University of Chicago Press, 2005

Drawing Theories Apart: The Dispersion of Feynman Diagrams in Postwar Physics

David Kaiser

Winner of the 2007 Pfizer Prize from the History of Science Society.

Feynman diagrams have revolutionized nearly every aspect of theoretical physics since the middle of the twentieth century. Introduced by the American physicist Richard Feynman (1918-88) soon after World War II as a means of simplifying lengthy calculations in quantum electrodynamics, they soon gained adherents in many branches of the discipline. Yet as new physicists adopted the tiny line drawings, they also adapted the diagrams and introduced their own interpretations.

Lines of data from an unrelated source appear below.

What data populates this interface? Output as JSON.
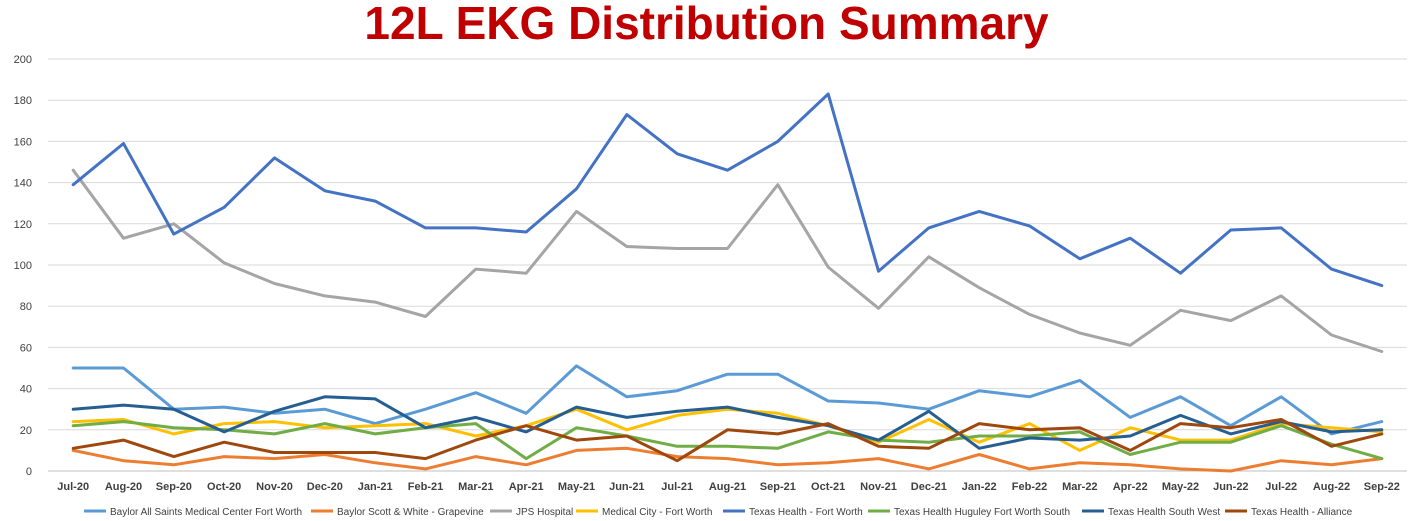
{
  "chart_data": {
    "type": "line",
    "title": "12L EKG Distribution Summary",
    "xlabel": "",
    "ylabel": "",
    "ylim": [
      0,
      200
    ],
    "yticks": [
      0,
      20,
      40,
      60,
      80,
      100,
      120,
      140,
      160,
      180,
      200
    ],
    "grid": true,
    "legend_position": "bottom",
    "categories": [
      "Jul-20",
      "Aug-20",
      "Sep-20",
      "Oct-20",
      "Nov-20",
      "Dec-20",
      "Jan-21",
      "Feb-21",
      "Mar-21",
      "Apr-21",
      "May-21",
      "Jun-21",
      "Jul-21",
      "Aug-21",
      "Sep-21",
      "Oct-21",
      "Nov-21",
      "Dec-21",
      "Jan-22",
      "Feb-22",
      "Mar-22",
      "Apr-22",
      "May-22",
      "Jun-22",
      "Jul-22",
      "Aug-22",
      "Sep-22"
    ],
    "series": [
      {
        "name": "Baylor All Saints Medical Center Fort Worth",
        "color": "#5B9BD5",
        "values": [
          50,
          50,
          30,
          31,
          28,
          30,
          23,
          30,
          38,
          28,
          51,
          36,
          39,
          47,
          47,
          34,
          33,
          30,
          39,
          36,
          44,
          26,
          36,
          22,
          36,
          18,
          24
        ]
      },
      {
        "name": "Baylor Scott & White - Grapevine",
        "color": "#ED7D31",
        "values": [
          10,
          5,
          3,
          7,
          6,
          8,
          4,
          1,
          7,
          3,
          10,
          11,
          7,
          6,
          3,
          4,
          6,
          1,
          8,
          1,
          4,
          3,
          1,
          0,
          5,
          3,
          6
        ]
      },
      {
        "name": "JPS Hospital",
        "color": "#A5A5A5",
        "values": [
          146,
          113,
          120,
          101,
          91,
          85,
          82,
          75,
          98,
          96,
          126,
          109,
          108,
          108,
          139,
          99,
          79,
          104,
          89,
          76,
          67,
          61,
          78,
          73,
          85,
          66,
          58
        ]
      },
      {
        "name": "Medical City - Fort Worth",
        "color": "#FFC000",
        "values": [
          24,
          25,
          18,
          23,
          24,
          21,
          22,
          23,
          17,
          22,
          30,
          20,
          27,
          30,
          28,
          22,
          14,
          25,
          14,
          23,
          10,
          21,
          15,
          15,
          23,
          21,
          19
        ]
      },
      {
        "name": "Texas Health - Fort Worth",
        "color": "#4472C4",
        "values": [
          139,
          159,
          115,
          128,
          152,
          136,
          131,
          118,
          118,
          116,
          137,
          173,
          154,
          146,
          160,
          183,
          97,
          118,
          126,
          119,
          103,
          113,
          96,
          117,
          118,
          98,
          90
        ]
      },
      {
        "name": "Texas Health Huguley Fort Worth South",
        "color": "#70AD47",
        "values": [
          22,
          24,
          21,
          20,
          18,
          23,
          18,
          21,
          23,
          6,
          21,
          17,
          12,
          12,
          11,
          19,
          15,
          14,
          17,
          17,
          19,
          8,
          14,
          14,
          22,
          13,
          6
        ]
      },
      {
        "name": "Texas Health South West",
        "color": "#255E91",
        "values": [
          30,
          32,
          30,
          19,
          29,
          36,
          35,
          21,
          26,
          19,
          31,
          26,
          29,
          31,
          26,
          22,
          15,
          29,
          11,
          16,
          15,
          17,
          27,
          18,
          24,
          19,
          20
        ]
      },
      {
        "name": "Texas Health - Alliance",
        "color": "#9E480E",
        "values": [
          11,
          15,
          7,
          14,
          9,
          9,
          9,
          6,
          15,
          22,
          15,
          17,
          5,
          20,
          18,
          23,
          12,
          11,
          23,
          20,
          21,
          10,
          23,
          21,
          25,
          12,
          18
        ]
      }
    ]
  }
}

Drawing Theories Apart traces how generations of young theorists learned to frame their research in terms of the diagrams—and how both the diagrams and their users were molded in the process.

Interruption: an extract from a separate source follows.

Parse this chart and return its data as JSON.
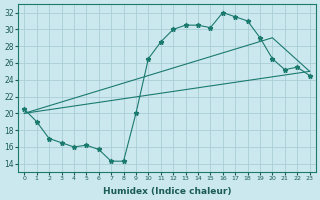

Drawing on rich archival materials, interviews, and more than five hundred scientific articles from the period, Drawing Theories Apart uses the Feynman diagrams as a means to explore the development of American postwar physics. By focusing on the ways young physicists learned new calculational skills, David Kaiser frames his story around the crafting and stabilizing of the basic tools in the physicist’s kit—thus offering the first book to follow the diagrams once they left Feynman’s hands and entered the physics vernacular.